Inoltre, subordinare la rettificazione di sesso, che contribuisce in modo significativo al benessere psico-fisico della persona trans, ad un divorzio non voluto – in mancanza dell’ostacolo giuridico rappresentato dalla sopravvenuta identità di sesso – significherebbe limitare la tutela garantita dall’art. 32 Cost e il diritto di autodeterminazione del soggetto.

In definitiva, alla luce di tutte le considerazioni svolte, deve affermarsi che la riattribuzione del genere anagrafico, nel caso in cui riguardi entrambi i coniugi, non incide sulla sostanza del rapporto matrimoniale, e, quindi, non può ripercuotersi in modo tombale sulle sorti dell’unione matrimoniale, in presenza di una precisa volontà manifestata dai coniugi di conservazione del matrimonio, sul quale la loro famiglia è fondata e che è interesse dell’ordinamento salvaguardare.

Essendo necessario attendere il passaggio in giudicato della presente sentenza e della sentenza di rettifica di attribuzione di sesso emessa nello speculare procedimento azionato dalla coniuge C. dinanzi all’Intestato Tribunale al fine di dare attuazione alla richiesta di rettifica dell’atto di matrimonio, rimettere la causa in istruttoria come da separata ordinanza.

P.Q.M.

il Tribunale di Grosseto, non definitivamente pronunciando sulla domanda proposta da A, con l’intervento del P.M., così provvede:

  1. autorizza A, nato a * il *, a sottoporsi a trattamento medico-chirurgico per l’adeguamento dei caratteri sessuali da maschili a femminili;
  2. ordina con riguardo a A, nato a * il * la rettifica degli atti di stato civile in riferimento al sesso (da maschile a femminile) e al nome (da “**” a “**”), con tutti gli adempimenti susseguenti ai sensi della legge 164 del 1982;
  3. rimette la causa in istruttoria come da separata ordinanza; spese al definitivo.

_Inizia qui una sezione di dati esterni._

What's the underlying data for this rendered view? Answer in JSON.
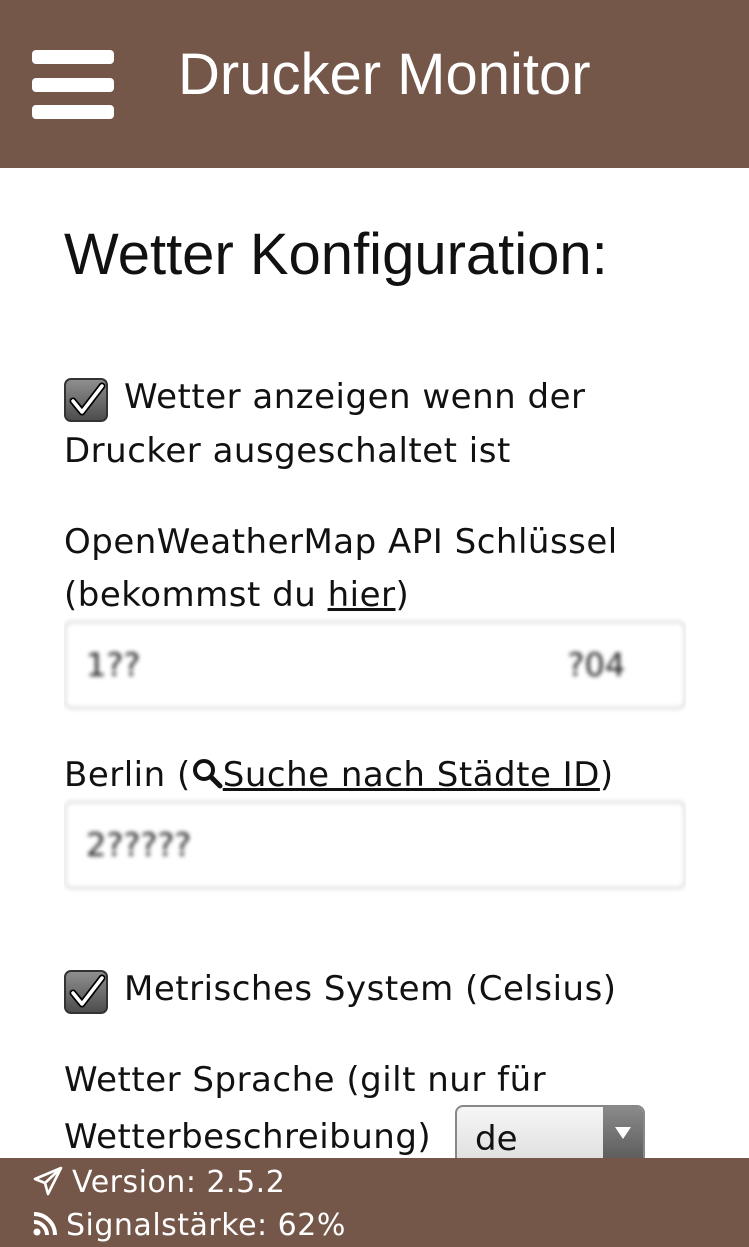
{
  "header": {
    "title": "Drucker Monitor",
    "menu_icon": "hamburger-menu-icon"
  },
  "main": {
    "heading": "Wetter Konfiguration:",
    "show_weather": {
      "checked": true,
      "label_line1": "Wetter anzeigen wenn der",
      "label_line2": "Drucker ausgeschaltet ist"
    },
    "api_key": {
      "label_line1": "OpenWeatherMap API Schlüssel",
      "label_prefix": "(bekommst du ",
      "link_text": "hier",
      "label_suffix": ")",
      "value": "1??                                          ?04"
    },
    "city": {
      "label_prefix": "Berlin (",
      "search_icon": "search-icon",
      "link_text": "Suche nach Städte ID",
      "label_suffix": ")",
      "value": "2?????"
    },
    "metric": {
      "checked": true,
      "label": "Metrisches System (Celsius)"
    },
    "language": {
      "label_line1": "Wetter Sprache (gilt nur für",
      "label_line2": "Wetterbeschreibung)",
      "selected": "de"
    }
  },
  "footer": {
    "version_icon": "paper-plane-icon",
    "version": "Version: 2.5.2",
    "signal_icon": "rss-icon",
    "signal": "Signalstärke: 62%"
  }
}
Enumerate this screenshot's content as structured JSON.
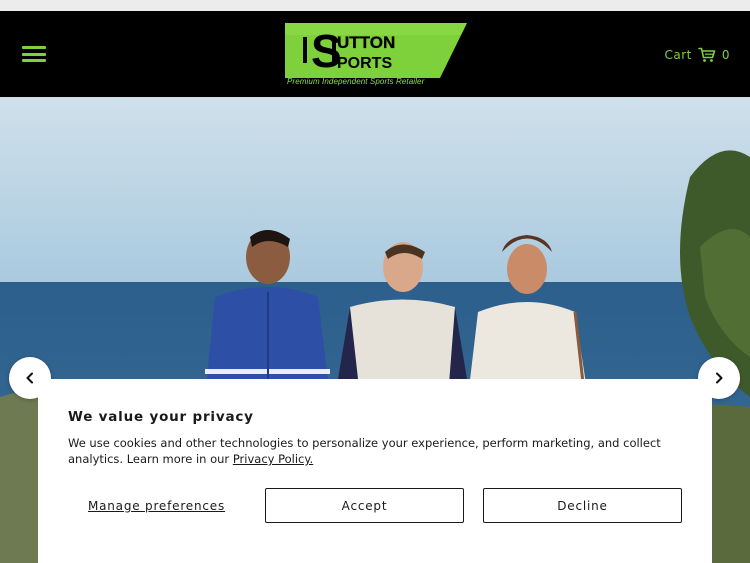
{
  "header": {
    "menu_icon": "hamburger-menu-icon",
    "logo": {
      "word_top": "UTTON",
      "word_bottom": "PORTS",
      "monogram": "S",
      "tagline": "Premium Independent Sports Retailer"
    },
    "cart": {
      "label": "Cart",
      "icon": "shopping-cart-icon",
      "count": "0"
    }
  },
  "hero": {
    "prev_icon": "chevron-left-icon",
    "next_icon": "chevron-right-icon"
  },
  "cookie_banner": {
    "title": "We value your privacy",
    "text": "We use cookies and other technologies to personalize your experience, perform marketing, and collect analytics. Learn more in our ",
    "link": "Privacy Policy.",
    "manage_label": "Manage preferences",
    "accept_label": "Accept",
    "decline_label": "Decline"
  },
  "colors": {
    "brand_green": "#7fd13b",
    "header_bg": "#000000"
  }
}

Così deciso nella camera di consiglio del Tribunale di Grosseto, in data 18.9.2019.

IL GIUDICE ESTENSORE dr.ssa Adriana Forastiere

IL PRESIDENTE dr.ssa Claudia Frosini

Nota

La divulgazione del presente provvedimento, al di fuori dell’ambito strettamente processuale, è condizionata alla eliminazione di tutti i dati sensibili in esso contenuti ai sensi della normativa sulla privacy di cui al d.lgs. 30 giugno 2003, n. 196 e successive modificazioni e integrazioni.

 

IL TRIBUNALE ORDINARIO DI GROSSETO

composto dai magistrati: dr.ssa Claudia Frosini dr.ssa Adriana Forastiere dr. Valerio Bello

Sezione civile

Presidente Giudice rel. Giudice

riunito in camera di consiglio, ha emesso la seguente

ORDINANZA

nel procedimento iscritto al n. R.G. */2018;

OSSERVA
il Tribunale, con sentenza emessa in data odierna, ha pronunciato

autorizzazione al trattamento medico-chirurgico per adeguamento di sesso e rettifica dei dati anagrafici.

Essendo necessario attendere il passaggio in giudicato della sentenza di rettifica di attribuzione di sesso emessa nel presente procedimento e di quella emessa nel procedimento n. */2018 (azionato dalla coniuge C) al fine di dare attuazione alla richiesta di rettifica dell’atto di matrimonio;

P.Q.M.

Rimette la causa sul ruolo ai fini dell’acquisizione della prova del passaggio in giudicato delle suddette sentenze;

fissa udienza in data *, disponendo che le parti provvedano a depositare copia autentica della sentenza di rettifica di sesso emessa nel presente procedimento e della sentenza di rettifica di sesso emessa nel procedimento n. * con attestazione del passaggio in giudicato, almeno tre giorni prima dell’udienza;

ordina all’Ufficiale dello stato civile del Comune competente di non procedere ad alcuna annotazione in merito al matrimonio fino alla definizione del presente procedimento.

Si comunichi alle parti e all’Ufficiale dello stato civile.